Congrats to both of you!

Can't wait to see pics!


----------



## mycobraracr (Dec 4, 2011)

Yay! Congrats!


----------



## Liesje (Mar 4, 2007)

PS. There were actually 12 puppies but two did not make it  These were big puppies and one was stuck, so that one and the one behind it didn't make it. 5 boys and 5 girls! I wasn't going to get one but then I saw the photos, haha! Haven't made up my mind yet. A couple I know is getting a female so I will at least be able to watch her grow up (unfortunately my friend the breeder moved to TN after the breeding took place so I can't pester her to see them all the time).


----------



## KathrynApril (Oct 3, 2013)

Grats! He is a handsome dog! Good luck with the puppies!


----------



## Castlemaid (Jun 29, 2006)

Congrats! Love your photo-news-story!


----------



## doggiedad (Dec 2, 2007)

Congratulations to you and Nikon.


----------



## gsdlover91 (Jul 21, 2012)

Congrats Lies and Nikon! Haha i love the photos and story. Anyways how exciting! Can't wait to see the little puppies  


Sent from Petguide.com Free App


----------



## Shade (Feb 20, 2012)

:congratulations: Can't wait to see photos!

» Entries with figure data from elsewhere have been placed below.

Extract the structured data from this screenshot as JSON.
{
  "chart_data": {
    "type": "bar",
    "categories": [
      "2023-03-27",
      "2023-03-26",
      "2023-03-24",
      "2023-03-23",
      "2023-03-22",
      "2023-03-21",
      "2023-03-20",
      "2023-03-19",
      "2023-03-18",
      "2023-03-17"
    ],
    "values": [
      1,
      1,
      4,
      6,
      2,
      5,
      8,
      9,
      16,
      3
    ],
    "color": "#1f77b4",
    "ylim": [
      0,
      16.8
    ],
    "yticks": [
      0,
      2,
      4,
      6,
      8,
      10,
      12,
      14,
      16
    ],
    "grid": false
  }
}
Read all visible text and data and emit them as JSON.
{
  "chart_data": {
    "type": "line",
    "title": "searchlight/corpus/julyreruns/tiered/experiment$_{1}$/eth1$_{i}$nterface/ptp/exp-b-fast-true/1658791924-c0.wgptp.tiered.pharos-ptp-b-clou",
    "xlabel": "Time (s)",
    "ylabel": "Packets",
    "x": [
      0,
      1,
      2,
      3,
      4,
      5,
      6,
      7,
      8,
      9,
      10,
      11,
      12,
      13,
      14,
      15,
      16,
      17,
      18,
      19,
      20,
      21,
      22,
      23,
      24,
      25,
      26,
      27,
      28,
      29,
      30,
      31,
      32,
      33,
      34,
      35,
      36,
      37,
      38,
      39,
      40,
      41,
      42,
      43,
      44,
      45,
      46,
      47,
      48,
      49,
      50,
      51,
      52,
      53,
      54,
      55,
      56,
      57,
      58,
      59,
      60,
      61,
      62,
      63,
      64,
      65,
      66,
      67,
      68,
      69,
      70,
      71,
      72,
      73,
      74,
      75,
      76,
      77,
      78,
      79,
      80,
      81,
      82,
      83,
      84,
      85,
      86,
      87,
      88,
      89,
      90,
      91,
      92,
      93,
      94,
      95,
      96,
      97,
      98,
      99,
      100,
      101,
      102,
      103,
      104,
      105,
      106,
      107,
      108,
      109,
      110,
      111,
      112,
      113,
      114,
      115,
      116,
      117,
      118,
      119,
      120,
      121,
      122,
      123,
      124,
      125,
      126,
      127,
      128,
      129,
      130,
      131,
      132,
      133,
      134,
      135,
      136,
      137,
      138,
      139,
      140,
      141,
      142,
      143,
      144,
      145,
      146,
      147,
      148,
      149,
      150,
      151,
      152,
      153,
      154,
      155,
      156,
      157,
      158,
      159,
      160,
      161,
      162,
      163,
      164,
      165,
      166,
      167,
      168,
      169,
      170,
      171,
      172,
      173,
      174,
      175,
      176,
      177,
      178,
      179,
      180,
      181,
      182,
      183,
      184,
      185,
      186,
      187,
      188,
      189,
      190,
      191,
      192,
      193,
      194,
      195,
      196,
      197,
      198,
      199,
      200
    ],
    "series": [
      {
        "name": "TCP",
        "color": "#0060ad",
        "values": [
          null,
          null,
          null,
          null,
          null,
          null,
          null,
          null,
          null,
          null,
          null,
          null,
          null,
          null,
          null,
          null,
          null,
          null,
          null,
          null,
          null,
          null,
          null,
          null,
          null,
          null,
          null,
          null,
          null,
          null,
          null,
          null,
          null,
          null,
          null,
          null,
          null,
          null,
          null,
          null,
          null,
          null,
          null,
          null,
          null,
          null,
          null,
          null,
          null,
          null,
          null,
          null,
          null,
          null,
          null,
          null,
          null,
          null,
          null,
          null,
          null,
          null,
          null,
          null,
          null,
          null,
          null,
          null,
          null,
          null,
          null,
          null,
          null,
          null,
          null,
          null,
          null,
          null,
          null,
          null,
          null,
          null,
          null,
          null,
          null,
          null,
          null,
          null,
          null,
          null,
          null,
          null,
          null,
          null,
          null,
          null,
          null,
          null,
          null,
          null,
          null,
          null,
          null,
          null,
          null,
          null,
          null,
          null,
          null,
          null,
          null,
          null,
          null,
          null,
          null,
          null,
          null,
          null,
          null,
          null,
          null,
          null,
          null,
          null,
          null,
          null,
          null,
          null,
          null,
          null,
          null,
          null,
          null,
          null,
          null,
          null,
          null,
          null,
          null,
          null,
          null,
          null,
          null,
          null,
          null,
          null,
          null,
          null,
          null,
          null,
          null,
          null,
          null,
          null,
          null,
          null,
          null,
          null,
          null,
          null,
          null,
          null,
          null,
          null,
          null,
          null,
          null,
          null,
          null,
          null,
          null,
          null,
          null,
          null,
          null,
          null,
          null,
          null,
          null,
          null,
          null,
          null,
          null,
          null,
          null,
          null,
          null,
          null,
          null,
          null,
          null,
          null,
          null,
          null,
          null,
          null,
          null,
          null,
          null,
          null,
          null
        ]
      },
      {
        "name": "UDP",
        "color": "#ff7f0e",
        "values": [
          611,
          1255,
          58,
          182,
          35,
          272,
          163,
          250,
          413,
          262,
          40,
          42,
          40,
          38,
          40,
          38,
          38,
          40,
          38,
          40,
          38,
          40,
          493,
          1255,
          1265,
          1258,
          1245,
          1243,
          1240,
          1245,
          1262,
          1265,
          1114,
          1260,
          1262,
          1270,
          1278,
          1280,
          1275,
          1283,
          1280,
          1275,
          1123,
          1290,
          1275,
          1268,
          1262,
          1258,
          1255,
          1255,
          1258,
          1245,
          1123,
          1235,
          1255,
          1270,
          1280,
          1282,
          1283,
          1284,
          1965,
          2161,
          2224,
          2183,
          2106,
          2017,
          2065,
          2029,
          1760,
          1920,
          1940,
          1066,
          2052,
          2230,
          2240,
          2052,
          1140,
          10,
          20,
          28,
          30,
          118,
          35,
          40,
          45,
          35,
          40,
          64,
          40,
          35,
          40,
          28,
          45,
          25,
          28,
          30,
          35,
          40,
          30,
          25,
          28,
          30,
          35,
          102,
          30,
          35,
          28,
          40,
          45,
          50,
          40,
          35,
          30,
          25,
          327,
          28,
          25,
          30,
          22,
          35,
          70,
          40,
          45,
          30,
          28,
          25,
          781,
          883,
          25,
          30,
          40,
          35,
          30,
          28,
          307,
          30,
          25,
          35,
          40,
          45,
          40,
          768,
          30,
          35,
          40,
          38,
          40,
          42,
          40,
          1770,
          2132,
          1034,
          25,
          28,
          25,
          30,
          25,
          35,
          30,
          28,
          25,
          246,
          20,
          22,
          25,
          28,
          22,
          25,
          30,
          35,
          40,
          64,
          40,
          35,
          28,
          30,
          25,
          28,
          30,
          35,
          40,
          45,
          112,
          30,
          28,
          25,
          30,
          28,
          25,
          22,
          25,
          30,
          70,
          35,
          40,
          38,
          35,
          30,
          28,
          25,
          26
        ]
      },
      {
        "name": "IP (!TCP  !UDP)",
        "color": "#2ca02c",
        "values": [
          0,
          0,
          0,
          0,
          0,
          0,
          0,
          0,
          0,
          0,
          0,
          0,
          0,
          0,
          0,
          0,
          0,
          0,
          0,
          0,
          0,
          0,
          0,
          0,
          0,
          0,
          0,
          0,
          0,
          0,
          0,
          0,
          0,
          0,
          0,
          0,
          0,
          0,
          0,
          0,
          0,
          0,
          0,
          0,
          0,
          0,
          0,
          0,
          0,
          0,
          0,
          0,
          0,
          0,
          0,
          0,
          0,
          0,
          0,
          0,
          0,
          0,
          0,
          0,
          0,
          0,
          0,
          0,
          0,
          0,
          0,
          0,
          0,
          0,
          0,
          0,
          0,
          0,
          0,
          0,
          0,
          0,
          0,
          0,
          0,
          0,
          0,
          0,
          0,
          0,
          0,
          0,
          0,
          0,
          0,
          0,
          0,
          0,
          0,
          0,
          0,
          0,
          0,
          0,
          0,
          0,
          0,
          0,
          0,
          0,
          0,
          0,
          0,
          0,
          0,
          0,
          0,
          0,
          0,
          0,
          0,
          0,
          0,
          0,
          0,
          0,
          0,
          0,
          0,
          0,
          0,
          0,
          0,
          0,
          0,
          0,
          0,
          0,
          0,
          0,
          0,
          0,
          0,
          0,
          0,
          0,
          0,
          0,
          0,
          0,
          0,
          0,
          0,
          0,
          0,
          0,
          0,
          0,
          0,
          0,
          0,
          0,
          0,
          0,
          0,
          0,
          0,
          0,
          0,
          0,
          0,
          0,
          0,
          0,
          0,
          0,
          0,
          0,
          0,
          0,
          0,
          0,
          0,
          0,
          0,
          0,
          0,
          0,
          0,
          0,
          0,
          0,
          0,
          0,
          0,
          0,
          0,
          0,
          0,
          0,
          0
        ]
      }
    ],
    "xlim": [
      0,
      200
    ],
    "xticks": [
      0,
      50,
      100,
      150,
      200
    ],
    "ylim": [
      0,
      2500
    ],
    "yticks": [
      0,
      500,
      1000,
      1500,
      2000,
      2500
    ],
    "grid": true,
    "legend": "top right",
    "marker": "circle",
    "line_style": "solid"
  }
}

Great job on the picture story, I loved it


----------



## holland (Jan 11, 2009)

...Um Nikon...Congrats!...but where are the puppy pics


----------



## Lilie (Feb 3, 2010)

Major Congrats!!! Great job Nikon!!!


----------



## LoveEcho (Mar 4, 2011)

Woohoo! How awesome  Way to go, Nikon!


----------



## VomBlack (May 23, 2009)

Congrats to you! 


Sent from Petguide.com Free App


----------



## Wolfgeist (Dec 4, 2010)

Huge congrats to you and Nikon!! Cannot wait to see how the litter turns out, very exciting!


----------



## KZoppa (Aug 14, 2010)

still waiting for puppy pics!!!! You should get a little girl!!!


----------



## wolfstraum (May 2, 2003)

Congratulations! Nice sized litter!

love the photo dialog

Lee


----------



## LARHAGE (Jul 24, 2006)

Very cool, lets see pictures of Mommy and puppies!!!


----------



## CelticGlory (Jan 19, 2006)

Congrats! Can't wait to see pictures!


----------



## onyx'girl (May 18, 2007)

big litter! Congrats to Nikon and _________ , you never said who had to whelp all those puppies!


----------



## LifeofRiley (Oct 20, 2011)

I enjoyed your photo story.... great pics to go along with the narrative! Nikon is a very handsome dog.


----------



## Loneforce (Feb 12, 2012)

:congratulations:


----------



## TrickyShepherd (Aug 15, 2011)

Congrats!!! Can't wait to see some pictures of the little ones!!! Nice sized litter too!


----------



## Liesje (Mar 4, 2007)

The breeder is not the type to do web sites and tons of photos but I did get some phone photos so I know they exist! They are all still OK, one is skinny but the breeder thinks it will be fine. 

Here is one pic from the day they were born. They are in the box because they were still at the vet dealing with the stuck puppy. Once everyone was born they went home to a nice whelping area setup in the breeder's bedroom.


----------



## jetdog (Oct 9, 2005)

Aww! Congrats daddy Nikon. Hoping for all to continue to do well and thrive.


----------



## RocketDog (Sep 25, 2011)

Lies, those pictures totally made me laugh. I love Nikon!


----------



## MiaMoo (Apr 6, 2013)

Congrats! I just can't get over how stunning Nikon is. :wub:


----------